À Grande-Synthe, dans le Nord, un millier de migrants ont trouvé refuge dans un camp récemment reconstruit aux normes humanitaires. Un bel exemple de camp, aussi bien accepté par les habitants que les commerçants de la ville.

Il peut accueillir jusqu'à 1.500 migrants mais aujourd'hui ils ne seraient pas plus de 1.000 à y être hébergés, selon les bénévoles qui y travaillent. Le camp de Grande-Synthe, en banlieue de Dunkerque, situé à seulement 40km de Calais, dans le Nord, pourrait lui aussi être démantelé.

A deux jours de la fin du démantèlement -"dans les meilleures conditions"- de la "Jungle" de Calais, François Hollande a promis la fin des camps de migrants. Des installations qui sont, selon lui, contraires aux valeurs de la France.

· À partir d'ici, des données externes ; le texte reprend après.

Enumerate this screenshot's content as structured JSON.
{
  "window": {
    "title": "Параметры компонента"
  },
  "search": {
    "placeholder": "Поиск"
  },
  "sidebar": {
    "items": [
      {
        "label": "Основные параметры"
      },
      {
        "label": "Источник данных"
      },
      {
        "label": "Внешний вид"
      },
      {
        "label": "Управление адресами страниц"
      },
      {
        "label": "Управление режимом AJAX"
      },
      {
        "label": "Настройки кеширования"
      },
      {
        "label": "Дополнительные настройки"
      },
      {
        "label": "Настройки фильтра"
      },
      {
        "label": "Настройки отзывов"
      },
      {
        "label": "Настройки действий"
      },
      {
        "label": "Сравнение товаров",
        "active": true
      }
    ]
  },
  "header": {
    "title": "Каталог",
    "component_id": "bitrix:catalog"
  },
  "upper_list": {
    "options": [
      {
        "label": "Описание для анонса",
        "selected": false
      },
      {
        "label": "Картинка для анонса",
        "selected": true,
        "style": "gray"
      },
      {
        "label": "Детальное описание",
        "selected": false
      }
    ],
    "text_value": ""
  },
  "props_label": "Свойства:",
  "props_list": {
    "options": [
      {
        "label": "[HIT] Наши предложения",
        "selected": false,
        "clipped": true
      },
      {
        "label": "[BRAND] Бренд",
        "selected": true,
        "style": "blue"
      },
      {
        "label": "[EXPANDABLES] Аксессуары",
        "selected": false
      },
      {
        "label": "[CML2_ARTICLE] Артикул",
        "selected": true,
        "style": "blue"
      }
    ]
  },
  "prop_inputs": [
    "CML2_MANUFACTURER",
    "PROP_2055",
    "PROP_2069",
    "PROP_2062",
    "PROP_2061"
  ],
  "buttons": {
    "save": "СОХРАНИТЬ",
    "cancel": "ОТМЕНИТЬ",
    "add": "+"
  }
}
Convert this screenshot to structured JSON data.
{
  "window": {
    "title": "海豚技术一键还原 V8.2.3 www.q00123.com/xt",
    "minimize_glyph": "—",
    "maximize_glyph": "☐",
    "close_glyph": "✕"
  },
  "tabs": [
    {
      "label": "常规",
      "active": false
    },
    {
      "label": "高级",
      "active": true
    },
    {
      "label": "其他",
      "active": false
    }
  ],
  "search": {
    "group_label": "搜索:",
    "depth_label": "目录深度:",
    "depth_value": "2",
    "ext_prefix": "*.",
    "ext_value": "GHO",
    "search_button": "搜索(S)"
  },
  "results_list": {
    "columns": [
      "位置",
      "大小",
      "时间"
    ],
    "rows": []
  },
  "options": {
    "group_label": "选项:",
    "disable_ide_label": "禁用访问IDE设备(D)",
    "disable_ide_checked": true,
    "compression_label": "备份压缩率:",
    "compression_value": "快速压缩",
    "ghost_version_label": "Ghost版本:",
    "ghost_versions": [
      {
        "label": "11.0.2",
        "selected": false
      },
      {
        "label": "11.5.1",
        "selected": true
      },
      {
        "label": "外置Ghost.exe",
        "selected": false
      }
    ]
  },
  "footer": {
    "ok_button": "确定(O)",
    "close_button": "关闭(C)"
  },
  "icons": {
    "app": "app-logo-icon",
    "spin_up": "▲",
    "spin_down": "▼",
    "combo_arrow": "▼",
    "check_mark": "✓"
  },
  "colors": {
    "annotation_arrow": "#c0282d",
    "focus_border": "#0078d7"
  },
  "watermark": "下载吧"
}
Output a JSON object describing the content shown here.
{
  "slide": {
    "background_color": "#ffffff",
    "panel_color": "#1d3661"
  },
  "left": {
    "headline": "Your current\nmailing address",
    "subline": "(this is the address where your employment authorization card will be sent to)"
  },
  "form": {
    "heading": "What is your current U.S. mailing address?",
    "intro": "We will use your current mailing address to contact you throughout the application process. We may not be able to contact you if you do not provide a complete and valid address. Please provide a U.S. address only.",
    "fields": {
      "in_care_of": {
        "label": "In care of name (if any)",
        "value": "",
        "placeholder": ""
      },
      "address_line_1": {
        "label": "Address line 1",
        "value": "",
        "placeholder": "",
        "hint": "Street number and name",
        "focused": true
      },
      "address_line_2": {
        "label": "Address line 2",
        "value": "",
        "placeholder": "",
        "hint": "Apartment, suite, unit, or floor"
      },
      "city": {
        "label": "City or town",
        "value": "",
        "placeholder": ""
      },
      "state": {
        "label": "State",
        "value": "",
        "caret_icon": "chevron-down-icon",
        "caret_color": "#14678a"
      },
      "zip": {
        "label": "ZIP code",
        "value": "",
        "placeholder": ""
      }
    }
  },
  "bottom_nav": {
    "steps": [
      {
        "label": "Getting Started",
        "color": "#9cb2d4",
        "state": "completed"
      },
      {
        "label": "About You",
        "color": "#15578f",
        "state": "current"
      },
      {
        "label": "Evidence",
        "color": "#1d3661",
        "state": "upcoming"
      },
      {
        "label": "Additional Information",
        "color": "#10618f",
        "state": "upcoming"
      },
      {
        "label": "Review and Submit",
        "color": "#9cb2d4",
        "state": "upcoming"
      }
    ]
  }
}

Reconstruit aux normes humanitaires

En mars dernier, ce camp est détruit puis reconstruit aux normes humanitaires internationales. Il s'est depuis organisé. Des petites cabanes en bois chauffées ont remplacé les tentes qui étaient installées dans la boue.

"C'est le seul camp de réfugiés qui existe en France et même en Europe qui soit construit par Médecins sans frontières, remarque pour BFMTV Claire Milot, membre de l'association Salam. C'est-à-dire un nombre de m2 nécessaires en fonction du nombre de migrants, un nombre de toilettes suffisant."

"Une présence associative importante"

Un bon fonctionnement qui s'explique certainement par la forte présence de volontaires et d'associations auprès des migrants.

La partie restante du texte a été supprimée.